Private Member’s Bill case study

The Homelessness Reduction Act,  started off as a private member’s bill. It was introduced by Bob Blackman MP Conservative Member of Parliament for Harrow East and received Royal Assent on April 27, 2017. The Act amended the Housing Act  of 1996. The Act eventually led to creating major reform in homelessness legislation in England.

Under the original clauses of the private member’s bill, councils in England would be legally obliged to provide free advice and support for anyone at risk of homelessness, regardless of whether they are deemed to be in “priority need” under existing laws.
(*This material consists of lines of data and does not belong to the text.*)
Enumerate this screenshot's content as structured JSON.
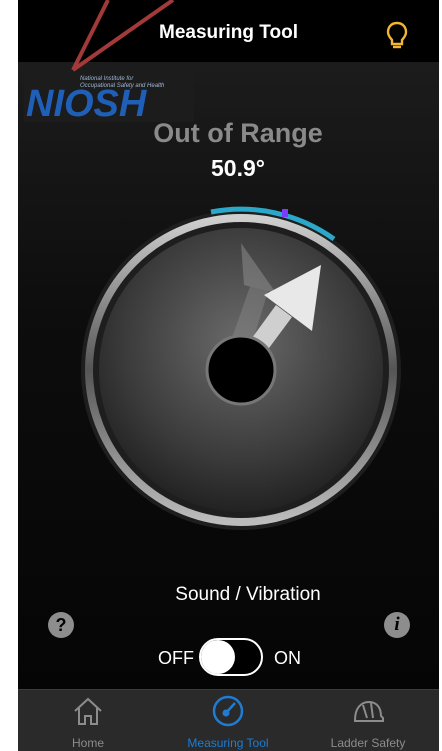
{
  "nav": {
    "title": "Measuring Tool"
  },
  "logo": {
    "wordmark": "NIOSH",
    "subtitle_line1": "National Institute for",
    "subtitle_line2": "Occupational Safety and Health"
  },
  "reading": {
    "status": "Out of Range",
    "angle": "50.9°"
  },
  "controls": {
    "sound_label": "Sound / Vibration",
    "toggle_off": "OFF",
    "toggle_on": "ON",
    "toggle_state": "off"
  },
  "tabs": [
    {
      "label": "Home",
      "icon": "home-icon",
      "active": false
    },
    {
      "label": "Measuring Tool",
      "icon": "gauge-icon",
      "active": true
    },
    {
      "label": "Ladder Safety",
      "icon": "hard-hat-icon",
      "active": false
    }
  ],
  "colors": {
    "accent": "#1e7cd3",
    "indicator": "#2aa7c9",
    "marker": "#7a3cff",
    "annotation": "#a33a3a"
  }
}
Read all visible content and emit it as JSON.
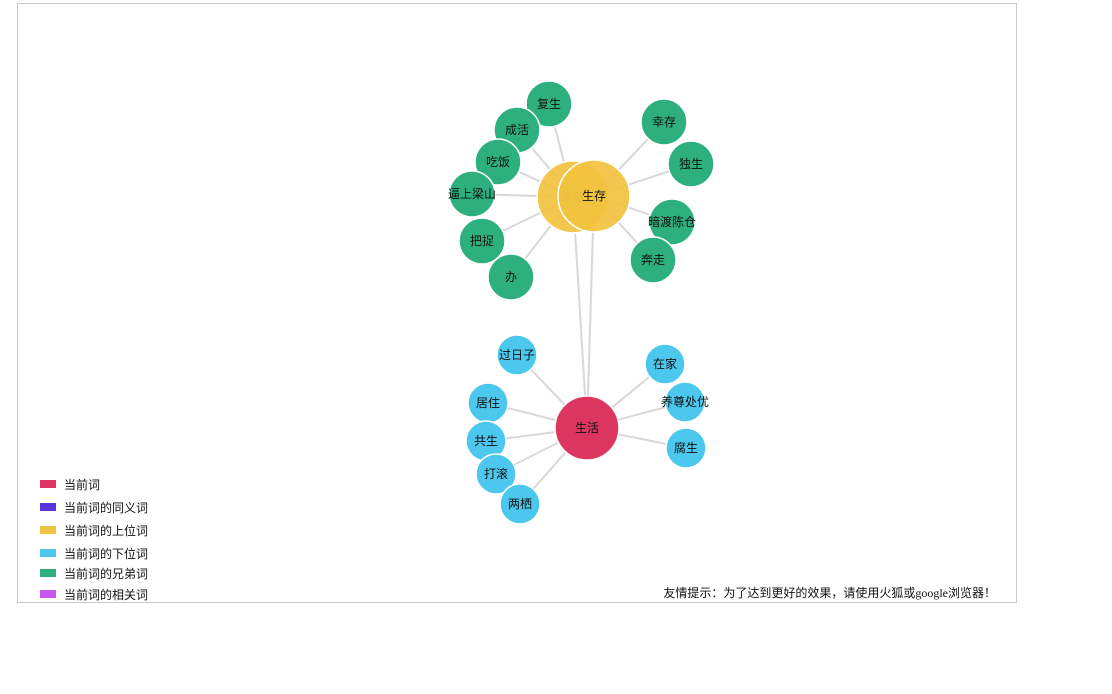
{
  "colors": {
    "current": "#dc3560",
    "synonym": "#5c33e0",
    "hypernym": "#f2c23e",
    "hyponym": "#4cc8ef",
    "sibling": "#2db07e",
    "related": "#c757f0",
    "link": "#d8d8d8"
  },
  "legend": [
    {
      "label": "当前词",
      "color": "#dc3560"
    },
    {
      "label": "当前词的同义词",
      "color": "#5c33e0"
    },
    {
      "label": "当前词的上位词",
      "color": "#f2c23e"
    },
    {
      "label": "当前词的下位词",
      "color": "#4cc8ef"
    },
    {
      "label": "当前词的兄弟词",
      "color": "#2db07e"
    },
    {
      "label": "当前词的相关词",
      "color": "#c757f0"
    }
  ],
  "hint": "友情提示：为了达到更好的效果，请使用火狐或google浏览器！",
  "graph": {
    "nodes": [
      {
        "id": "shenghuo",
        "label": "生活",
        "type": "current"
      },
      {
        "id": "huozhe",
        "label": "活着",
        "type": "hypernym"
      },
      {
        "id": "shengcun",
        "label": "生存",
        "type": "hypernym"
      },
      {
        "id": "fusheng",
        "label": "复生",
        "type": "sibling"
      },
      {
        "id": "chenghuo",
        "label": "成活",
        "type": "sibling"
      },
      {
        "id": "chifan",
        "label": "吃饭",
        "type": "sibling"
      },
      {
        "id": "bishang",
        "label": "逼上梁山",
        "type": "sibling"
      },
      {
        "id": "bazhuo",
        "label": "把捉",
        "type": "sibling"
      },
      {
        "id": "ban",
        "label": "办",
        "type": "sibling"
      },
      {
        "id": "xingcun",
        "label": "幸存",
        "type": "sibling"
      },
      {
        "id": "dusheng",
        "label": "独生",
        "type": "sibling"
      },
      {
        "id": "andu",
        "label": "暗渡陈仓",
        "type": "sibling"
      },
      {
        "id": "benzou",
        "label": "奔走",
        "type": "sibling"
      },
      {
        "id": "guorizi",
        "label": "过日子",
        "type": "hyponym"
      },
      {
        "id": "juzhu",
        "label": "居住",
        "type": "hyponym"
      },
      {
        "id": "gongsheng",
        "label": "共生",
        "type": "hyponym"
      },
      {
        "id": "dagun",
        "label": "打滚",
        "type": "hyponym"
      },
      {
        "id": "liangqi",
        "label": "两栖",
        "type": "hyponym"
      },
      {
        "id": "zaijia",
        "label": "在家",
        "type": "hyponym"
      },
      {
        "id": "yangzun",
        "label": "养尊处优",
        "type": "hyponym"
      },
      {
        "id": "fusheng2",
        "label": "腐生",
        "type": "hyponym"
      }
    ],
    "links": [
      [
        "shenghuo",
        "huozhe"
      ],
      [
        "shenghuo",
        "shengcun"
      ],
      [
        "huozhe",
        "fusheng"
      ],
      [
        "huozhe",
        "chenghuo"
      ],
      [
        "huozhe",
        "chifan"
      ],
      [
        "huozhe",
        "bishang"
      ],
      [
        "huozhe",
        "bazhuo"
      ],
      [
        "huozhe",
        "ban"
      ],
      [
        "shengcun",
        "xingcun"
      ],
      [
        "shengcun",
        "dusheng"
      ],
      [
        "shengcun",
        "andu"
      ],
      [
        "shengcun",
        "benzou"
      ],
      [
        "shenghuo",
        "guorizi"
      ],
      [
        "shenghuo",
        "juzhu"
      ],
      [
        "shenghuo",
        "gongsheng"
      ],
      [
        "shenghuo",
        "dagun"
      ],
      [
        "shenghuo",
        "liangqi"
      ],
      [
        "shenghuo",
        "zaijia"
      ],
      [
        "shenghuo",
        "yangzun"
      ],
      [
        "shenghuo",
        "fusheng2"
      ]
    ]
  }
}
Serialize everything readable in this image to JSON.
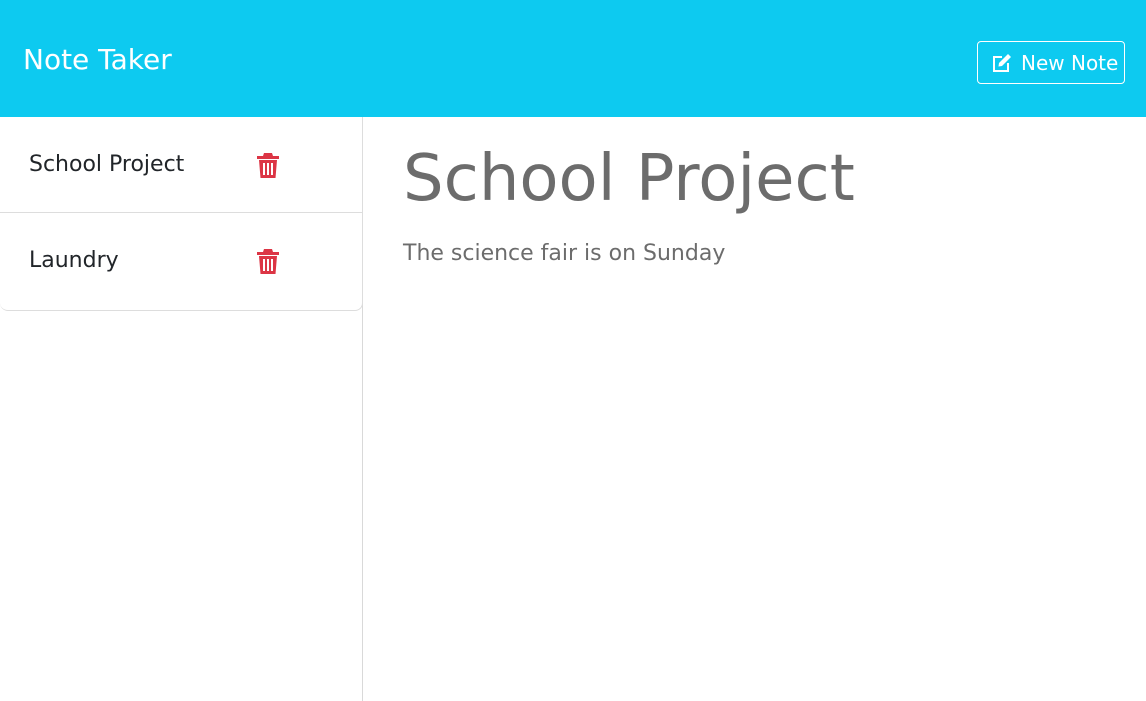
{
  "header": {
    "brand": "Note Taker",
    "new_note_label": "New Note",
    "new_note_icon": "edit-icon",
    "background_color": "#0dcaf0"
  },
  "sidebar": {
    "items": [
      {
        "label": "School Project",
        "icon": "trash-icon"
      },
      {
        "label": "Laundry",
        "icon": "trash-icon"
      }
    ],
    "delete_icon_color": "#dc3545"
  },
  "main": {
    "note_title": "School Project",
    "note_text": "The science fair is on Sunday"
  }
}
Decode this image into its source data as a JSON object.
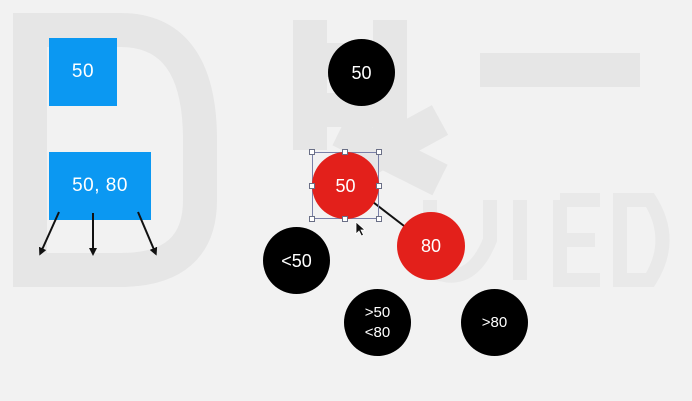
{
  "btree": {
    "single_key": "50",
    "double_key": "50, 80"
  },
  "rbtree": {
    "root": "50",
    "red_left": "50",
    "red_right": "80",
    "less_than": "<50",
    "between_top": ">50",
    "between_bottom": "<80",
    "greater_than": ">80"
  },
  "colors": {
    "box_blue": "#0b98f2",
    "node_black": "#000000",
    "node_red": "#e3201b",
    "background": "#f2f2f2"
  }
}
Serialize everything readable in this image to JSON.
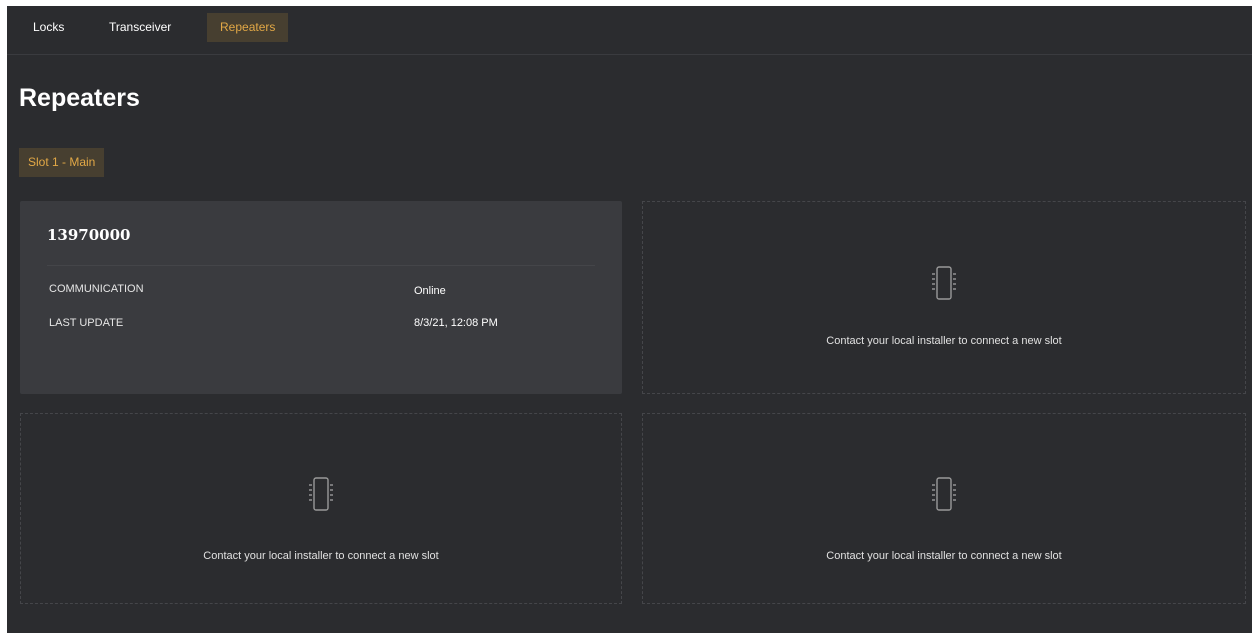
{
  "nav": {
    "tabs": [
      {
        "label": "Locks"
      },
      {
        "label": "Transceiver"
      },
      {
        "label": "Repeaters"
      }
    ]
  },
  "page": {
    "title": "Repeaters"
  },
  "slot_tabs": [
    {
      "label": "Slot 1 - Main"
    }
  ],
  "repeater": {
    "id": "13970000",
    "rows": [
      {
        "label": "COMMUNICATION",
        "value": "Online"
      },
      {
        "label": "LAST UPDATE",
        "value": "8/3/21, 12:08 PM"
      }
    ]
  },
  "empty_slots": [
    {
      "message": "Contact your local installer to connect a new slot",
      "icon": "chip-icon"
    },
    {
      "message": "Contact your local installer to connect a new slot",
      "icon": "chip-icon"
    },
    {
      "message": "Contact your local installer to connect a new slot",
      "icon": "chip-icon"
    }
  ],
  "colors": {
    "background": "#2b2c2f",
    "card": "#3a3b3f",
    "accent": "#e2a846",
    "accent_bg": "#473f30"
  }
}
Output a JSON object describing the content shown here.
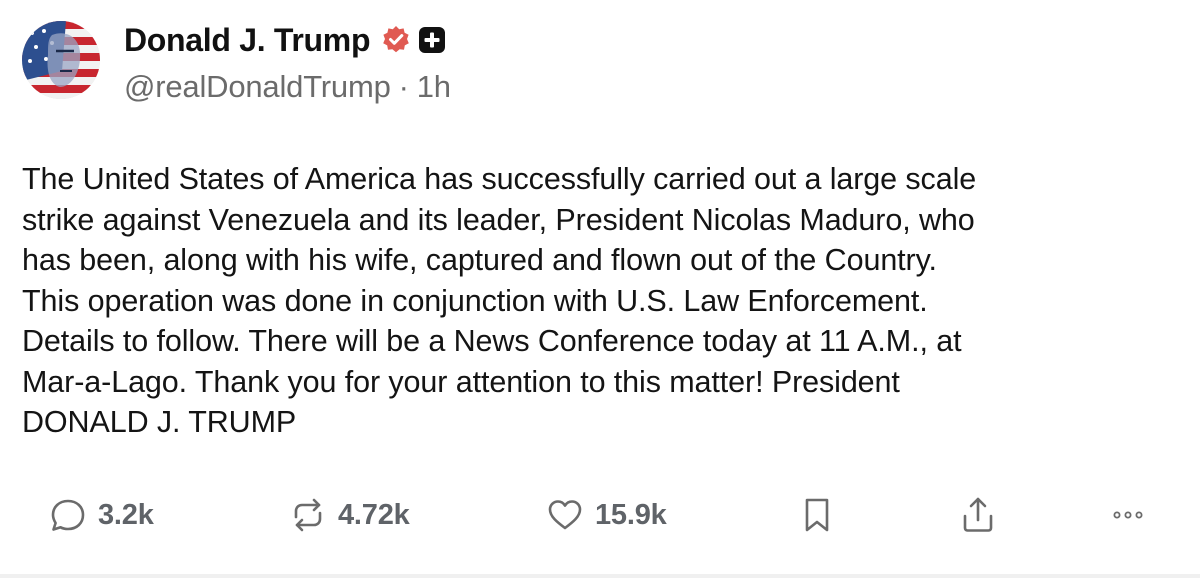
{
  "author": {
    "display_name": "Donald J. Trump",
    "handle": "@realDonaldTrump",
    "separator": "·",
    "time_ago": "1h",
    "verified_icon": "verified-badge-icon",
    "badge_icon": "plus-badge-icon"
  },
  "post": {
    "text": "The United States of America has successfully carried out a large scale\nstrike against Venezuela and its leader, President Nicolas Maduro, who\nhas been, along with his wife, captured and flown out of the Country.\nThis operation was done in conjunction with U.S. Law Enforcement.\nDetails to follow. There will be a News Conference today at 11 A.M., at\nMar-a-Lago. Thank you for your attention to this matter! President\nDONALD J. TRUMP"
  },
  "actions": {
    "replies": {
      "count": "3.2k",
      "icon": "reply-icon"
    },
    "reposts": {
      "count": "4.72k",
      "icon": "repost-icon"
    },
    "likes": {
      "count": "15.9k",
      "icon": "heart-icon"
    },
    "bookmark": {
      "icon": "bookmark-icon"
    },
    "share": {
      "icon": "share-icon"
    },
    "more": {
      "icon": "more-icon"
    }
  },
  "colors": {
    "verified": "#e05a52",
    "text": "#141414",
    "muted": "#6b6b6b",
    "action": "#5f6368"
  }
}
The private member’s bill  received cross-party support, including the backing of the shadow bench of the Labour Party.

The bill later received its second reading with at least 100 MPs present in Parliament to ensure its passage.

At the time local authorities warned that without extra investment in tackling the underlying causes of housing insecurity the bill would not on its own solve the problem of rising homelessness.

Crucially the bill also received Government support with the then communities secretary, Sajid Javid, stating: “No one should have to sleep rough on the streets. We want to build a country that works for everyone, not just the privileged few. That’s why we are determined to do all we can to help those who lose their homes and provide them with the support they need to get their lives back on track.”

Blackman, a former leader of Brent council in London, said at the time “I welcome the government’s decision to support my bill to reduce homelessness. Throughout my 24 years in local government prior to becoming an MP, I saw the devastation that can be caused by homelessness first hand, with too many people simply slipping through the net under the current arrangements.”

Here are the Acts key provisions:

Placing new duties on local authorities to prevent and relieve homelessness for all eligible applicants.

Extending the period during which an applicant is considered threatened with homelessness from 28 to 56 days.

Introducing a duty on public bodies to refer people at risk of homelessness to local authority housing teams.

Providing for homelessness prevention services for all eligible applicants, not just those who are considered to be in priority need.

Overall, the Homelessness Reduction Act aimed to enhance the support available to homeless individuals and those at risk of homelessness, with the goal of reducing homelessness and improving outcomes for vulnerable people across England.